Katie McGuire has joined Tapas Media as novel acquisitions lead. She was previously editor at Pegasus Books.
The recently-announced increase in entry-level salaries for employees of Macmillan‘s US trade division does not apply to the separate education company, Macmillan Learning. Asked to comment, a spokesperson told PL, “We were not aware that our trade partners were instituting an off-cycle change. We review salaries annually and plan on taking another look after the close of our fiscal year.”
The Book Industry Study Group has joined with its counterparts in Canada (BookNet Canada) and the UK (Book Industry Communications) to create an International Green Book Supply Chain Alliance. Their efforts will include information sharing, joint planning, environmental events, and other initiatives. BIC executive director Karina Urquhart says in the announcement, “It is in the supply chain that the most significant changes can be made by the global book industry to eliminate waste and reduce its impact on the environment.”
James Patterson is donating $2.5 million to 5,000 teachers around the US, in partnership with Scholastic Book Clubs. This marks the sixth year of the partnership. Patterson said, “Whether students are learning virtually at home or in the classroom, the importance of keeping them reading cannot be underscored enough… Over the past six months, reading has certainly helped me cope with the COVID-19 pandemic and I can only hope it will do the same for kids and teachers everywhere.”

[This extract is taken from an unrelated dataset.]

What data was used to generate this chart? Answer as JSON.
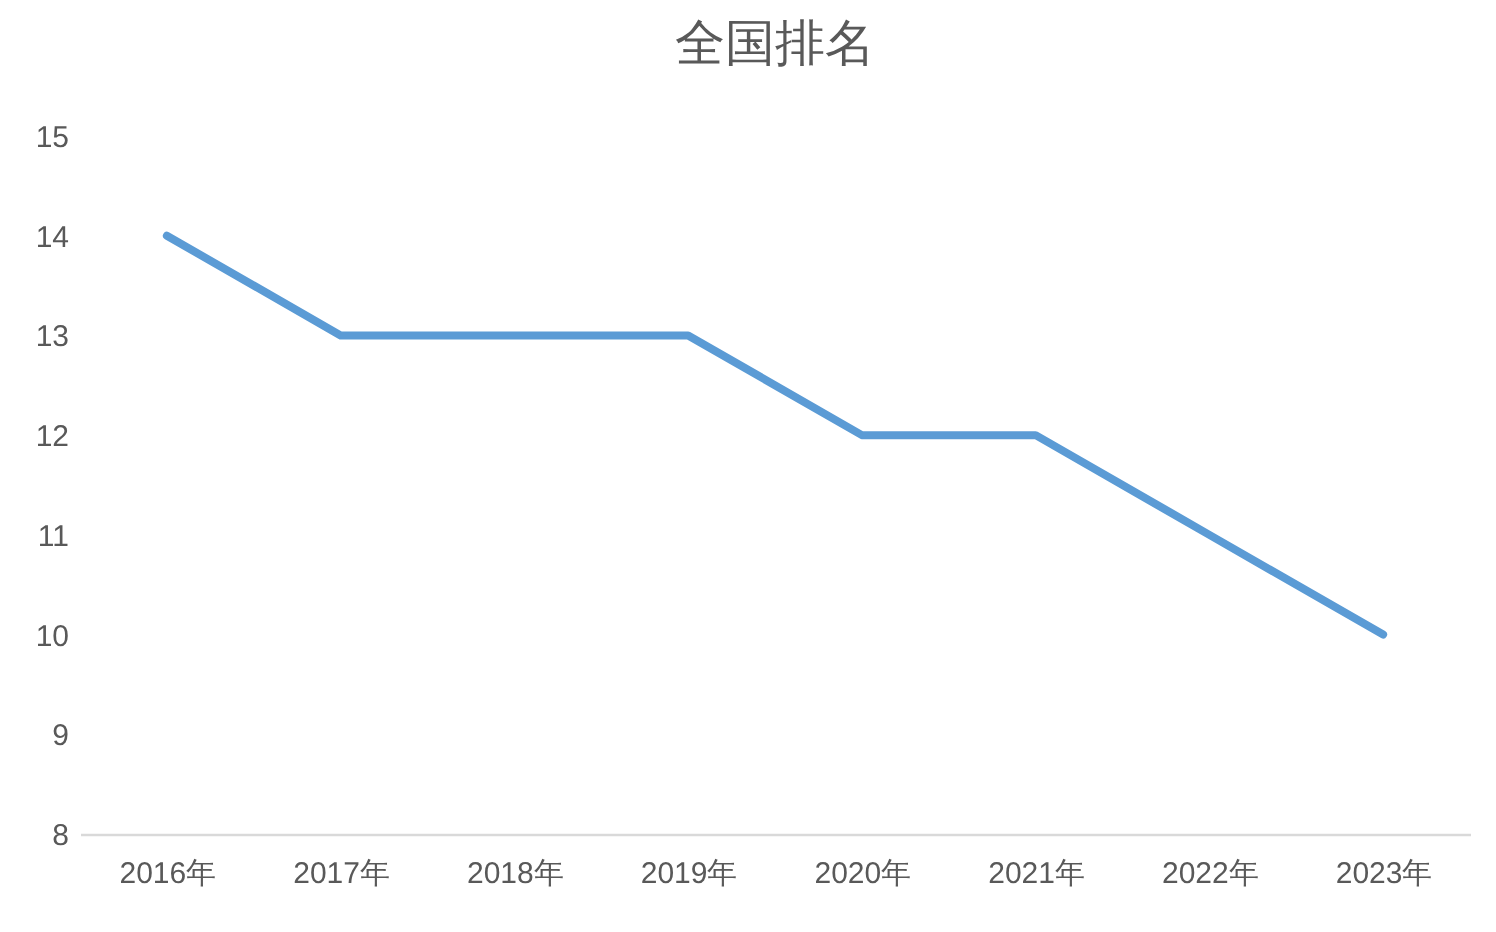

The chairman of Vroman’s Books in Pasadena, CA Joel Sheldon asked for community support to save the business: “If Vroman’s is to survive, sales must increase significantly from now through the holidays.” He notes, “Our foot traffic and sales are improving, but still down almost 40 percent, which will not keep us in business.”
He said in a letter to customers, “It is critical now that our sales volumes return to much higher levels for us to stay open. Up until now, I have resisted asking for community support — it’s a very humbling experience. But it is now time.”
The Booker Prize has moved their announcement date for the winner — which is later than usual this pandemic season — from November 17 to November 19. They say the change is to avoid conflict with the publication day of Barack Obama’s A PROMISED LAND. But it also gives a little space to the National Book Awards, which had already been scheduled for November 18 — their traditional time — before the Booker encroached on them. Literary director of the Booker Prize Foundation Gaby Wood said in the release, “We thought it unfortunate that two of the most exciting literary events of the year – the announcement of the winner of the 2020 Booker Prize and the publication of Barack Obama’s memoirs – were due to fall on the same day, so we’ve decided to give readers a couple of days’ breathing space.”